Editor's Selections: Pigs' Blood, Yawning, Sexy Clothes, and (Home)Buyer's Remorse

New and notable this week on

  • The next time you light up, you may be smoking pigs' blood. Hadas Shema of Science Blogging in Theory and Practice looks at the way research can be sensationalized to sway public opinion.
  • Domesticated dogs do it. I know my cats do it. And apparently, chimps do it too. What exactly do they do? Well, yawn, of course. Jason Goldman of The Thoughtful Animal explores empathy and contagious yawning in chimp communities.

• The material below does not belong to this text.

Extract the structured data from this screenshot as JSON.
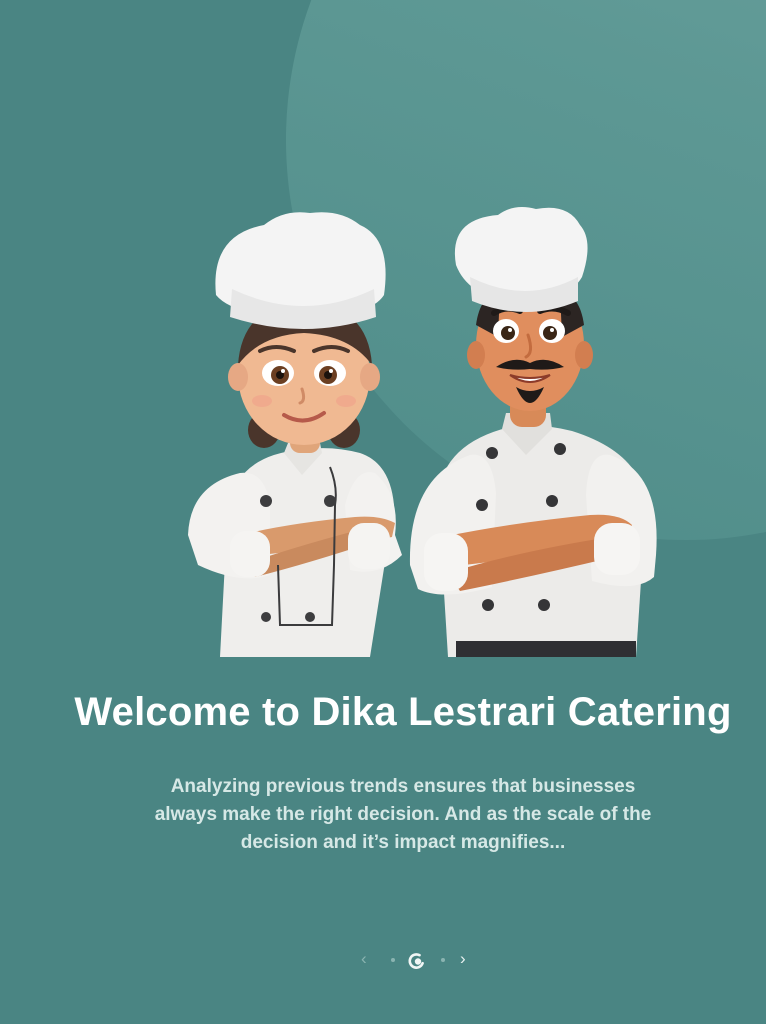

  • Menstruation is often treated as a handy scapegoat for emotional fluctuations in women. While hormonal variations linked to menses can influence behavior, can these variations also make women buy sexier clothes? (Yes, I'm serious.) Kate Clancy of Context and Variation dissects a study on the connection between sexual competition and ovulation, encouraging readers to think critically about the data they are presented with.

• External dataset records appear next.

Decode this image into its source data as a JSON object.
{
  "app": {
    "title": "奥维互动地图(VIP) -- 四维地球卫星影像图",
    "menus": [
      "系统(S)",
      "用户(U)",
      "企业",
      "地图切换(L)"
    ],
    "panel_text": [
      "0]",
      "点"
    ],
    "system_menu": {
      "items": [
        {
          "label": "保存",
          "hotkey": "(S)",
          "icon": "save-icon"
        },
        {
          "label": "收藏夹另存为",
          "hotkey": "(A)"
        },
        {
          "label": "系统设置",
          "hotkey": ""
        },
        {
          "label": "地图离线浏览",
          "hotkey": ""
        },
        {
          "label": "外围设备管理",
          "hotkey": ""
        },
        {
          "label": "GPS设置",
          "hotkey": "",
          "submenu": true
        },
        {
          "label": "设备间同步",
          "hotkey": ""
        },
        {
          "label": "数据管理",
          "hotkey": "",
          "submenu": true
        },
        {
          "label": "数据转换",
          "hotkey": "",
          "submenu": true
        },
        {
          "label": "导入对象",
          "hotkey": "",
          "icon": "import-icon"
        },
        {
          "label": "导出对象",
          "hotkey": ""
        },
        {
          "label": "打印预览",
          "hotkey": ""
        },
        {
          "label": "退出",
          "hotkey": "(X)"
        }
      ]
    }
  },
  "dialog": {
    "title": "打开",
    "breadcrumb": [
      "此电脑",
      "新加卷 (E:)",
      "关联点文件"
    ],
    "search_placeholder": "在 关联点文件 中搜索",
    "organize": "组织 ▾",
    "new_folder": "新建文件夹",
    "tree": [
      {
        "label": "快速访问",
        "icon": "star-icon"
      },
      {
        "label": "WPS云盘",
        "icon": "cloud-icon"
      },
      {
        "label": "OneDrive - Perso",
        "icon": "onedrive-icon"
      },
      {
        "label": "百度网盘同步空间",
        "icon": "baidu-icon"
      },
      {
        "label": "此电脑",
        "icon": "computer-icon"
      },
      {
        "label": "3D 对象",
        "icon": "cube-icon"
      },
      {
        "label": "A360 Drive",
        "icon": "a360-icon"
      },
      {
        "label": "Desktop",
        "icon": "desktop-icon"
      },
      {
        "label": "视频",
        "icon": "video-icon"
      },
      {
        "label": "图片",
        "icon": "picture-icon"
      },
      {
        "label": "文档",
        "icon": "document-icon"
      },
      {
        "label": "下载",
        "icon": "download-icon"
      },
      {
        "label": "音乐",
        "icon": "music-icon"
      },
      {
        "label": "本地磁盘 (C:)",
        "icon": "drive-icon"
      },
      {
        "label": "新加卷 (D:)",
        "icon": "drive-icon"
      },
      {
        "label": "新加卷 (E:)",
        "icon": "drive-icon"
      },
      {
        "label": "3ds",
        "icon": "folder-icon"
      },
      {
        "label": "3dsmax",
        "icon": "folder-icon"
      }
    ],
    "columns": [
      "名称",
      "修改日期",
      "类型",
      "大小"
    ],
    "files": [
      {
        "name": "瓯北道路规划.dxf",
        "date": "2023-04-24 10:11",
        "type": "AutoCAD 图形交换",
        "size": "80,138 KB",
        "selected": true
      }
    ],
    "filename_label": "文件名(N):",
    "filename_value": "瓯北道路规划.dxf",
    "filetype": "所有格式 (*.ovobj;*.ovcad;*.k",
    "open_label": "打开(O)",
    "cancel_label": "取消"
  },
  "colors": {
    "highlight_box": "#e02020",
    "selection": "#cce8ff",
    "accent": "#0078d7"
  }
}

  • Homes often retain traces of their previous owners. For non-smokers purchasing the home of a cigarette smoker, however, these traces may be detrimental to their health. Dirk Hanson of Addiction Inbox reports that the former homes of cigarette smokers retain elevated levels of nicotine in the air and dust for extended periods after the home had been sold. This may be something new buyers may want to consider in their home selection process.
I'll be back next Thursday with more selections from the social sciences!